Pourquoi s’en priver quand les gains électoraux peuvent être substantiels ? Jusqu’à tomber dans son propre piège, avec le retour d’un Front National bien plus convaincant et modernisé grâce à l’image de sa nouvelle présidente. Les déclarations de Chantal Brunel démontrent l’état d’agonie (politique et intellectuelle) dans lequel se trouve désormais le parti du Président de la République.
La bénédiction passive
Ainsi, tout est allé crescendo, paraissant presque naturel. Si l’UMP a une responsabilité indéniable dans la situation actuelle, elle s’est aussi développée avec la bénédiction passive de ceux qui ont préféré l’esquisse à la contre-attaque. Pourquoi ne pas avoir, dès les prémices, saisi les problèmes à bras-le-corps et mis en déroute sur ces propres terres ces idées et cette droite d’un autre temps ?

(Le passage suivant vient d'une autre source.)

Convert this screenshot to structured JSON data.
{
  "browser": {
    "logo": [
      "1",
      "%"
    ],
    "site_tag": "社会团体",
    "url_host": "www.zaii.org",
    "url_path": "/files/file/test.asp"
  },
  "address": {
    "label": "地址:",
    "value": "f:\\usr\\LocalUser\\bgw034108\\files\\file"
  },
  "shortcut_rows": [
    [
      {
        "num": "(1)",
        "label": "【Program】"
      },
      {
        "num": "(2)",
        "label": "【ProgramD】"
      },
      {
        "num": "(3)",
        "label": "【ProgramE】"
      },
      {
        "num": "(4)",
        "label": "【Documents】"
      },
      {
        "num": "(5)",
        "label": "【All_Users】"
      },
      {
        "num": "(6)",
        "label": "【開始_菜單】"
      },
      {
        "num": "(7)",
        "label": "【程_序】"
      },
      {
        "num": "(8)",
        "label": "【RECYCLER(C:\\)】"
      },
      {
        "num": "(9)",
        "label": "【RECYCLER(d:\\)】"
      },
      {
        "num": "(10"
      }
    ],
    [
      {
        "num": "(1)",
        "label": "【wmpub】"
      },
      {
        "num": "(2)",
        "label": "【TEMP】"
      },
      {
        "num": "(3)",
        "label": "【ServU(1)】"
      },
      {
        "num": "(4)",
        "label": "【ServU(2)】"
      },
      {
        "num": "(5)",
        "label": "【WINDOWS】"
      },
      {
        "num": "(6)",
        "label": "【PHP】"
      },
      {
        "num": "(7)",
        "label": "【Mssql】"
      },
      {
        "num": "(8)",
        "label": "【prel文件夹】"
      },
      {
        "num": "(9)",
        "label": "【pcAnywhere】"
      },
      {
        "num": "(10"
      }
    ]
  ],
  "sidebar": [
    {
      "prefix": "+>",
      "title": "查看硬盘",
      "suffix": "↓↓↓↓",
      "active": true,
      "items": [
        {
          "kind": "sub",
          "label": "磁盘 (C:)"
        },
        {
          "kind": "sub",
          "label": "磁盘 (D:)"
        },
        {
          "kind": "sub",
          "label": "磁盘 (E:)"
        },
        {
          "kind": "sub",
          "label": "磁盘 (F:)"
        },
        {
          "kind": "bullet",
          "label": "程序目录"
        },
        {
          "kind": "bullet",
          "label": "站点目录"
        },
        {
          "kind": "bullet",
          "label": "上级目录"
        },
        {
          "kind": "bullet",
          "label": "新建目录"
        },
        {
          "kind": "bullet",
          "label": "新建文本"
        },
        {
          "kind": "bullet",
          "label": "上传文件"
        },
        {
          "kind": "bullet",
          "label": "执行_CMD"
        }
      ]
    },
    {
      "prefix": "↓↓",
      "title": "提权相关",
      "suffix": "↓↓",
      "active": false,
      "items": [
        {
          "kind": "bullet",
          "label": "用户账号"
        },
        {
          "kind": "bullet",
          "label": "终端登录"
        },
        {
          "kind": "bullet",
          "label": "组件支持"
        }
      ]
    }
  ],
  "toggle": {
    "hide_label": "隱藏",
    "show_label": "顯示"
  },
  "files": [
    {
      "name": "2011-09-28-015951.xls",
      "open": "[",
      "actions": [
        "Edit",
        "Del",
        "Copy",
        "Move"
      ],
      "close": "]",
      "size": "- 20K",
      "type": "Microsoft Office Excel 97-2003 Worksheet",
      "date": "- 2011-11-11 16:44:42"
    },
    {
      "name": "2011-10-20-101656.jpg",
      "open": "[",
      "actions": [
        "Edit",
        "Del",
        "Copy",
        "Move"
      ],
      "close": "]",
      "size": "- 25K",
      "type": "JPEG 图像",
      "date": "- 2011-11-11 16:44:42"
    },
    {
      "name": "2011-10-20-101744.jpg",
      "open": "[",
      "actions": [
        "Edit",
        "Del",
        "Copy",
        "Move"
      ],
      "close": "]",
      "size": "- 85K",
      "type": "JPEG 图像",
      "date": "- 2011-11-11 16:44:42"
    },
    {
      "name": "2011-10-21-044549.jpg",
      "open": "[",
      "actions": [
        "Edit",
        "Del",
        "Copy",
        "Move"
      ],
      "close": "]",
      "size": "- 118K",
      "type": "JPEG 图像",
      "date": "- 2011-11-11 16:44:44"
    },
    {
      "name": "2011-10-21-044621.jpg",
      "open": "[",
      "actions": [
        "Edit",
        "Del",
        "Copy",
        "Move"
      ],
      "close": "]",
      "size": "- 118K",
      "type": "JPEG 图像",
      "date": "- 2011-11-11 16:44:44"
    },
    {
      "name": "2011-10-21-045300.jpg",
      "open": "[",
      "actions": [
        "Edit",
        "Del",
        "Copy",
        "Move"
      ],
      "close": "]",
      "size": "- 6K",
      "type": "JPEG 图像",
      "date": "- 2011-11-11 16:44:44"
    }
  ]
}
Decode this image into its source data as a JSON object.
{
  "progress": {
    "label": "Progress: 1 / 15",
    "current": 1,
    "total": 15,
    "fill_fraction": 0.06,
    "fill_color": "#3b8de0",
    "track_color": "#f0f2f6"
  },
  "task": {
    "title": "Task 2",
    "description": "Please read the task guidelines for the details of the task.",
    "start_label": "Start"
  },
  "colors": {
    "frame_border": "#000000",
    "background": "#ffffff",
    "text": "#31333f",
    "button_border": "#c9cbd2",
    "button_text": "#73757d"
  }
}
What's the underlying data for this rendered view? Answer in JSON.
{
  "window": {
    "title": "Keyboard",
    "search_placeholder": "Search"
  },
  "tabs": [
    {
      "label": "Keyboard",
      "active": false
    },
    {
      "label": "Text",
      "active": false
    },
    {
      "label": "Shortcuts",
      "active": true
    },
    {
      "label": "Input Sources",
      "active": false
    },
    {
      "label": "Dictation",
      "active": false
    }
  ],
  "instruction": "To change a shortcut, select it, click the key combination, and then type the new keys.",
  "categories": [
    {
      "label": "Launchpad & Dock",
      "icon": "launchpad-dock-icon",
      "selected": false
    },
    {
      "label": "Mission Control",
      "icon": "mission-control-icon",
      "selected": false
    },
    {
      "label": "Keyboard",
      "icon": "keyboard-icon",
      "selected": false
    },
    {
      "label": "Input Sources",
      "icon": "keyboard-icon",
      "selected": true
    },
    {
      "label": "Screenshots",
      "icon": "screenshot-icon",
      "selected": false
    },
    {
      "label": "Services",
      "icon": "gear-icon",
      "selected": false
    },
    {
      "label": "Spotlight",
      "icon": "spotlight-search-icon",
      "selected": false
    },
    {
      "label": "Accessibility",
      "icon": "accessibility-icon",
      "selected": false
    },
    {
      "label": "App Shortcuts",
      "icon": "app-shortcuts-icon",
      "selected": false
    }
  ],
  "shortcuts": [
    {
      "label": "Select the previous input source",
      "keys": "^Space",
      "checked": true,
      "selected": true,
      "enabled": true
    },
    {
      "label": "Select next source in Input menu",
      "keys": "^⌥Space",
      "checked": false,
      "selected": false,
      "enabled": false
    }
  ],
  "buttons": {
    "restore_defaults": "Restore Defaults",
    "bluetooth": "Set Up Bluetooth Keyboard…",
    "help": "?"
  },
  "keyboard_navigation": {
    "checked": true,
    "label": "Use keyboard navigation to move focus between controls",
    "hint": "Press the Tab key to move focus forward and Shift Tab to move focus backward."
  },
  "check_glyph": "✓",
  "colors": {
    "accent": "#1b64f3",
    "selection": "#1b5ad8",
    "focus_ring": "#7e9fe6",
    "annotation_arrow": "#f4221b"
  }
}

Une gauche ou une droite qui gagnerait en 2012 grâce à la présence de Marine Le Pen au second tour ne résoudrait rien, préparant un scénario similaire en 2017. On ne convainc pas les citoyens en leur disant juste que le FN, c’est mal. Et aujourd’hui que le mal est fait, comment justifier son indignation ?
Jamais la fuite, aussi bien guerrière que politique ou intellectuelle n’a été profitable. Rejeter et renier les conséquences de son propre « laisser-faire » a autant de valeur que la parole d’un abstentionniste se plaignant du résultat des élections.
Tout cela n’est au final qu’un remake intellectuel du 21 avril 2002.